Сомнительно все это, думал он, сомнительно, чтобы Гамарник и Аронштам хотели сместить Блюхера с поста командующего ОКДВА. Защищая Блюхера от якобы нападок Гамарника и Аронштама, Сталин сделал какой-то важный ход. Но какой?

Что за этим последует? Что задумали Сталин и Ворошилов?

Еще большей неожиданностью для Дерибаса явилось то, что руководство решило распространить в войсках стенограмму работы четырех дней военного совета. Что бы это значило? А значило бы то, чтобы армия готова была к ударам против нее, к уже намеченным репрессиям. И спокойно, без содрогания к этому отнеслась. Как к необходимому и важному делу – к ее «чистке». Чтобы в армии не было паники. А как же в ней не может быть паники?

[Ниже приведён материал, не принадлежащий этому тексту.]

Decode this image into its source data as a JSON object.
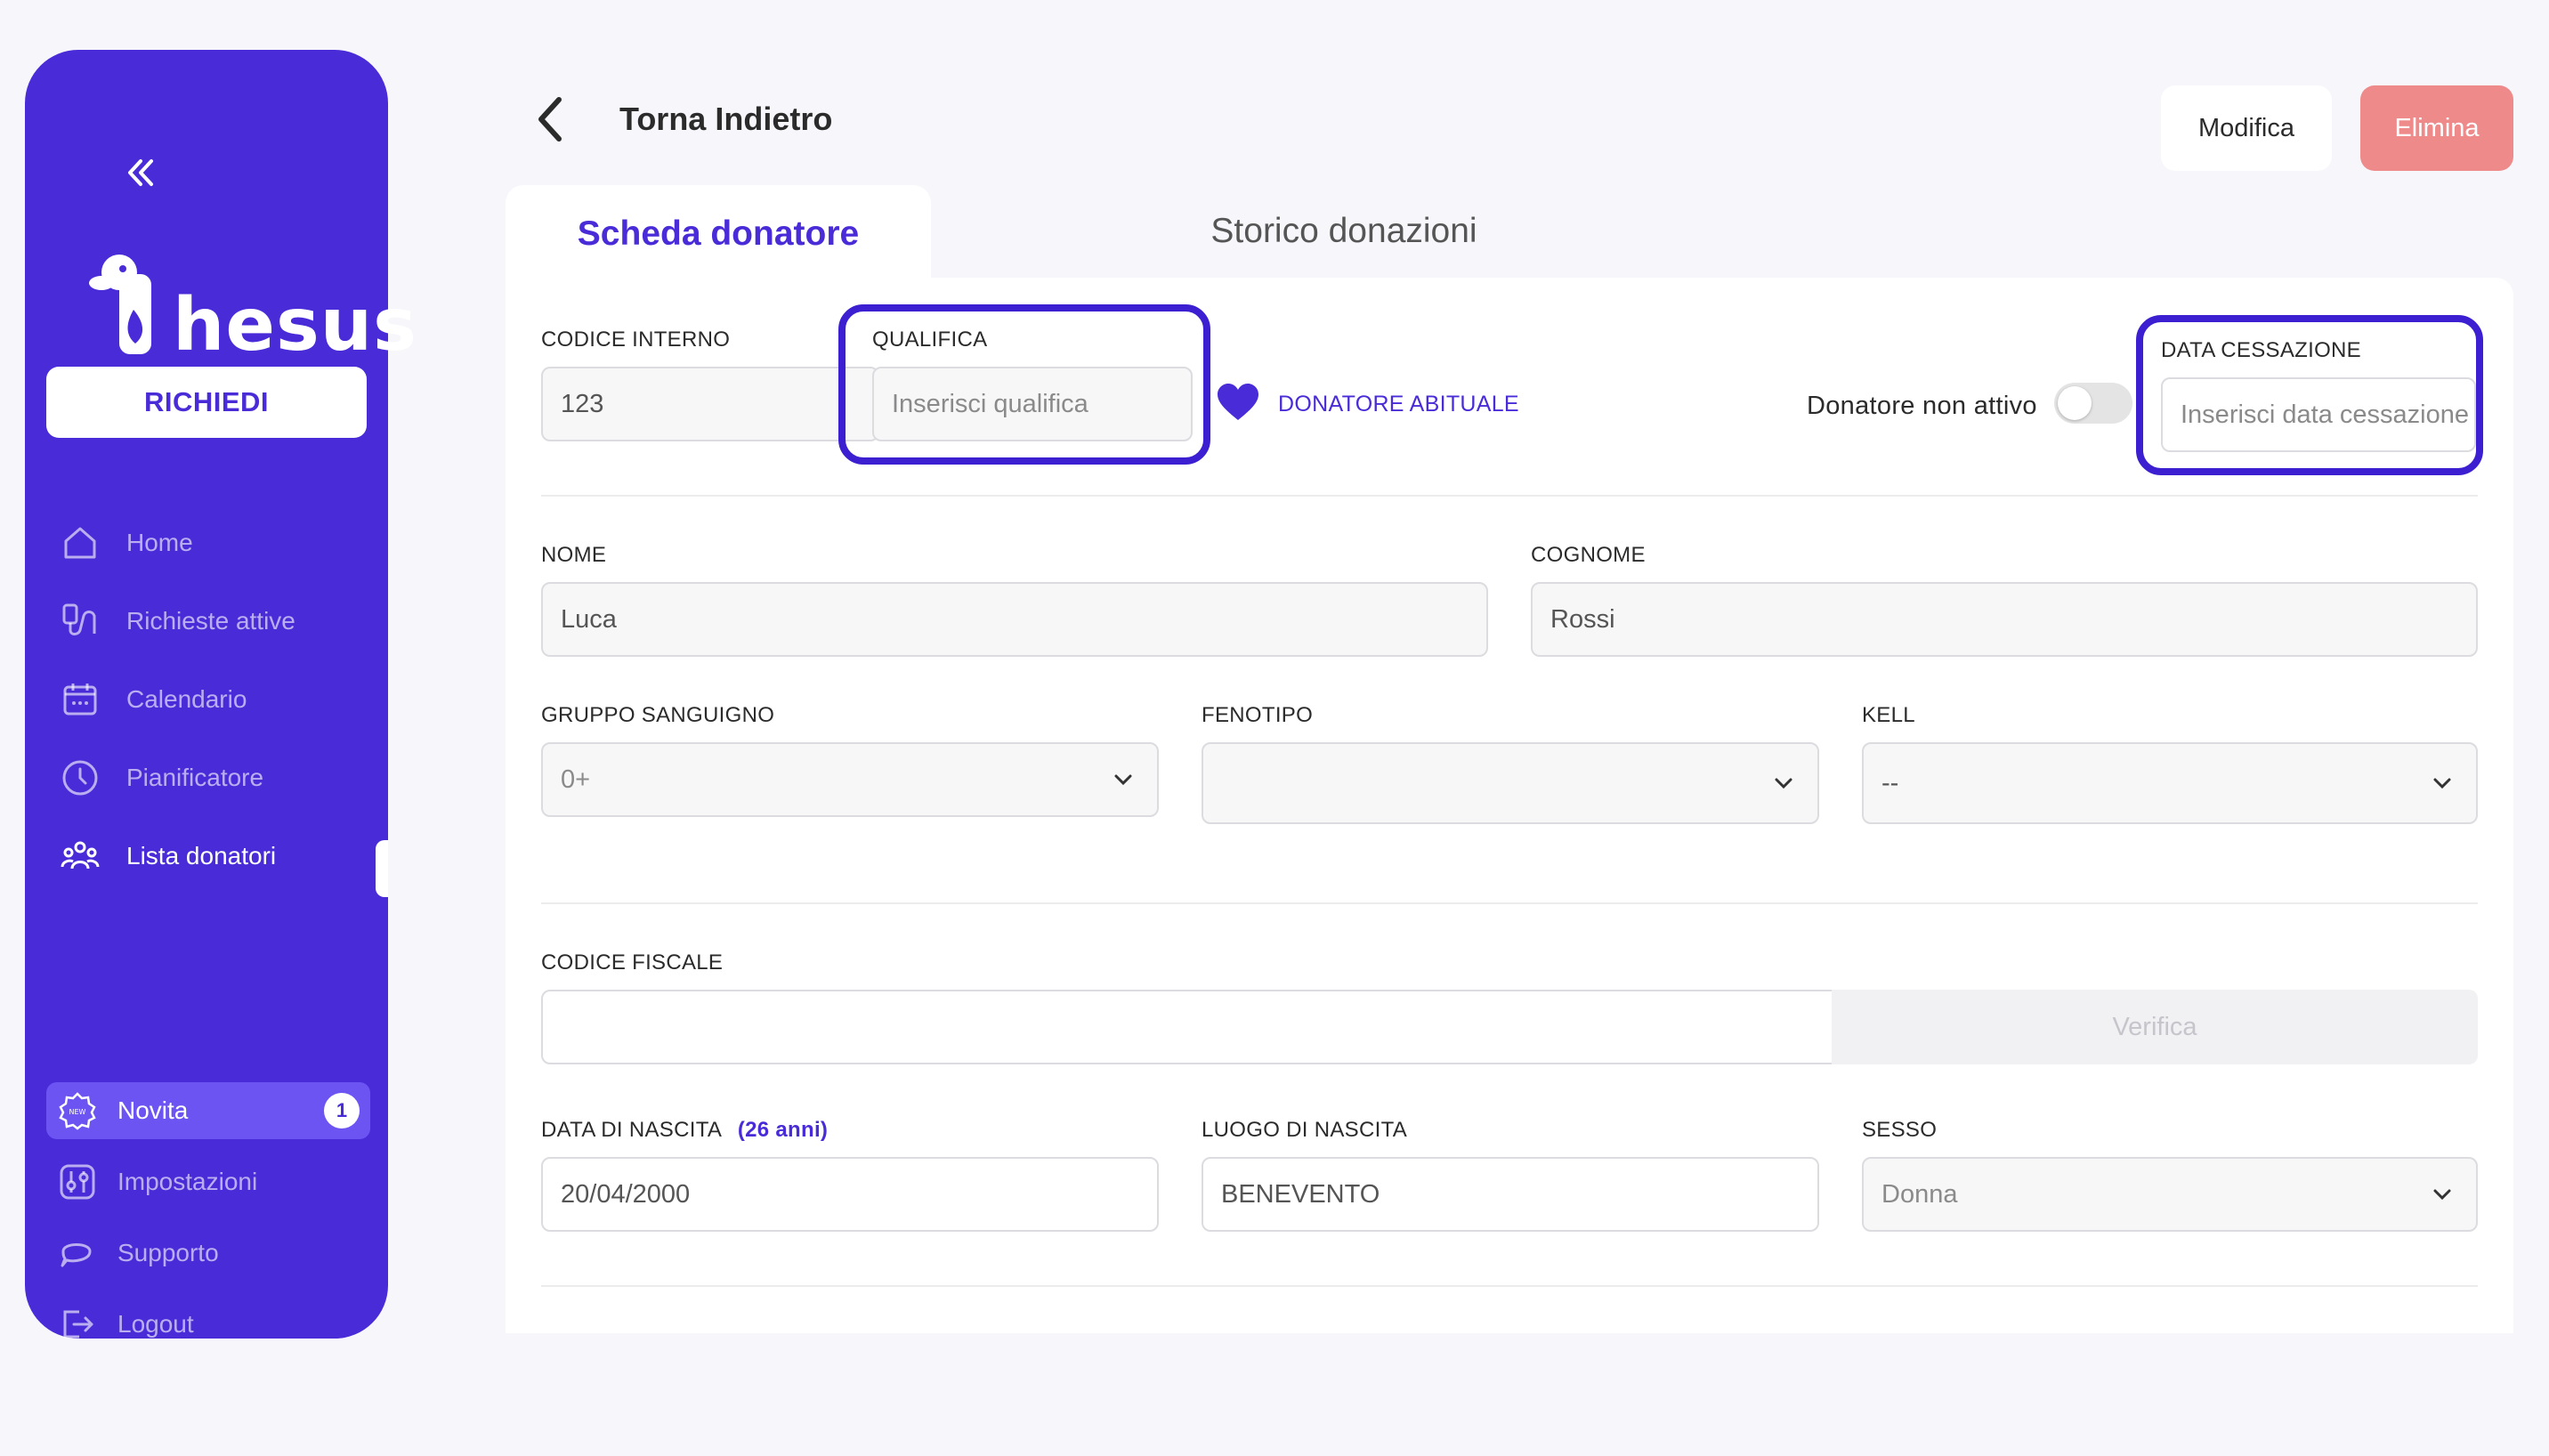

Значит, и с этой стороны прольется большая кровь. «Если так пойдет, а уже пошло, – думал он, – по всей стране пойдут заговоры искать. Если я не получу нового назначения и вдруг вернусь домой целехоньким, там я застану еще большую кучу заговоров и тысячи арестованных. И ничего и ничто уже не может это сдержать», думал он..

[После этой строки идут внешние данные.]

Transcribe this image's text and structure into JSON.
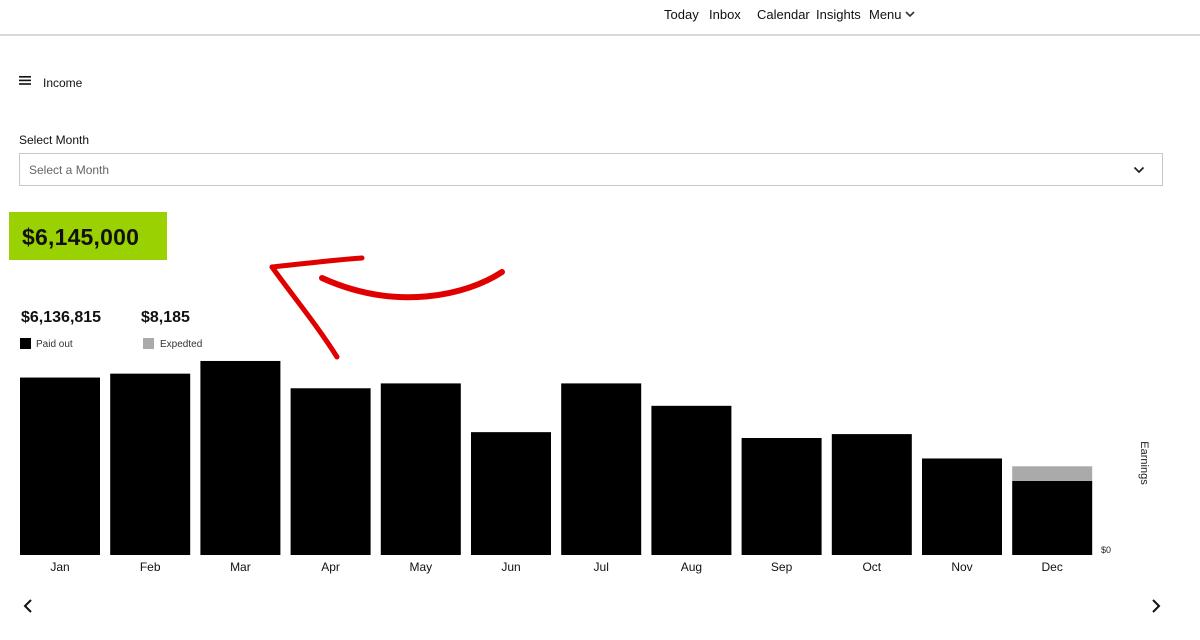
{
  "nav": {
    "links": [
      "Today",
      "Inbox",
      "Calendar",
      "Insights",
      "Menu"
    ],
    "menu_icon": "chevron-down-icon"
  },
  "header": {
    "title": "Income",
    "menu_icon": "hamburger-icon"
  },
  "month_select": {
    "label": "Select Month",
    "placeholder": "Select a Month",
    "icon": "chevron-down-icon"
  },
  "total": {
    "value": "$6,145,000",
    "highlight_color": "#99d102"
  },
  "annotation": {
    "icon": "red-arrow-icon",
    "color": "#e00000"
  },
  "summary": {
    "paid_out": {
      "value": "$6,136,815",
      "label": "Paid out",
      "color": "#000000"
    },
    "expected": {
      "value": "$8,185",
      "label": "Expedted",
      "color": "#aaaaaa"
    }
  },
  "chart_data": {
    "type": "bar",
    "stacked": true,
    "categories": [
      "Jan",
      "Feb",
      "Mar",
      "Apr",
      "May",
      "Jun",
      "Jul",
      "Aug",
      "Sep",
      "Oct",
      "Nov",
      "Dec"
    ],
    "series": [
      {
        "name": "Paid out",
        "color": "#000000",
        "values": [
          182,
          186,
          199,
          171,
          176,
          126,
          176,
          153,
          120,
          124,
          99,
          76
        ]
      },
      {
        "name": "Expedted",
        "color": "#aaaaaa",
        "values": [
          0,
          0,
          0,
          0,
          0,
          0,
          0,
          0,
          0,
          0,
          0,
          15
        ]
      }
    ],
    "ylabel": "Earnings",
    "y_tick_labels": [
      "$0"
    ],
    "ylim": [
      0,
      200
    ],
    "grid": false,
    "legend": "top-left"
  },
  "pager": {
    "prev_icon": "chevron-left-icon",
    "next_icon": "chevron-right-icon"
  }
}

Все эти дни он получал из Дальневосточного края тревожные вести об арестах в армии, в НКВД и в погранвойсках – в его епархии. В ночь с 4 на 5 июня его разбудил телефонный звонок в номере. Звонил его заместитель Семен Кессельман (в Дальневосточном крае день был уже в разгаре):

– Терентий Дмитриевич, Крутов арестован, – хриплым, взволнованным голосом сообщил он.

– Кто дал санкцию?

– Балицкий.

– Какое основание для ареста?

– Арнольдов с Мироновым показывали мне материалы оперативной работы и протокол допроса Крутова . Там какие-то зацепки есть. И Шкирятов надавливал, мол, из Москвы пришли сведения на него от арестованных заговорщиков из группы Тухачевского.

– Есть зацепки?

– Для следствия есть.

– Кто будет вести следствие?

– Пока неизвестно, но скорее всего, Арнольдов.

7 июня он узнал о том, что по армии готовится распространение приказ НКО СССР №072 «Обращение к армии по поводу раскрытия НКВД предательской контрреволюционной военно-фашистской организации». А следом за ним готовился совместный приказ наркомата обороны и НКВД, подписанные Ворошиловым и Ежовым за №082 «Об освобождении от ответственности военнослужащих, участников контрреволюционных, вредительских, фашистских организаций, раскаивавшихся в своих преступлениях».

Раскаявшиеся должны были «сдать» всех, кого знали как участников заговора, рассказать все без утайки и быть прощены, не преследоваться.

Этому обращению вряд ли кто-либо из военных поверит. Маловероятно, что найдутся желающие сдаться и все рассказать, даже если они и были как-то связаны с арестованными, – думал дальше Дерибас. – После этого армию охватит смятение, настоящая паника. Такую армию сейчас бери голыми руками, она уже деморализована.

На 11 июня был назначен суд над группой Тухачевского из восьми человек, участников заговора против Советской власти, к которым должен быть причислен и Гамарник. Зачем Сталин устроил этот процесс-судилище? – думал дальше Дерибас. – Вопросы, одни лишь вопросы. Сначала, судя по стенограммам военного совета, он стравил военных, посмеялся над их «покаянными» речами в прениях по его докладу об их поголовной недостаточной большевистской бдительности, о политической слепоте, а теперь, благодаря «признательным показаниям» арестованных, они вдруг прозрели. А зачем теперь Сталин заставляет высшее военное руководство страны присутствовать на суде их товарищей, которых Сталин выставил в позорном, предательском виде? Ответ был ясен: они будут только присутствующие, не свидетели, не обвинители и не обвиняемые, просто «присутствующие». Это ничто иное, как устрашение, политика. Кто ее вовремя не разгадает, тот не уцелеет, думалось ему. Но даже кто и разгадает, не факт, что уцелеет.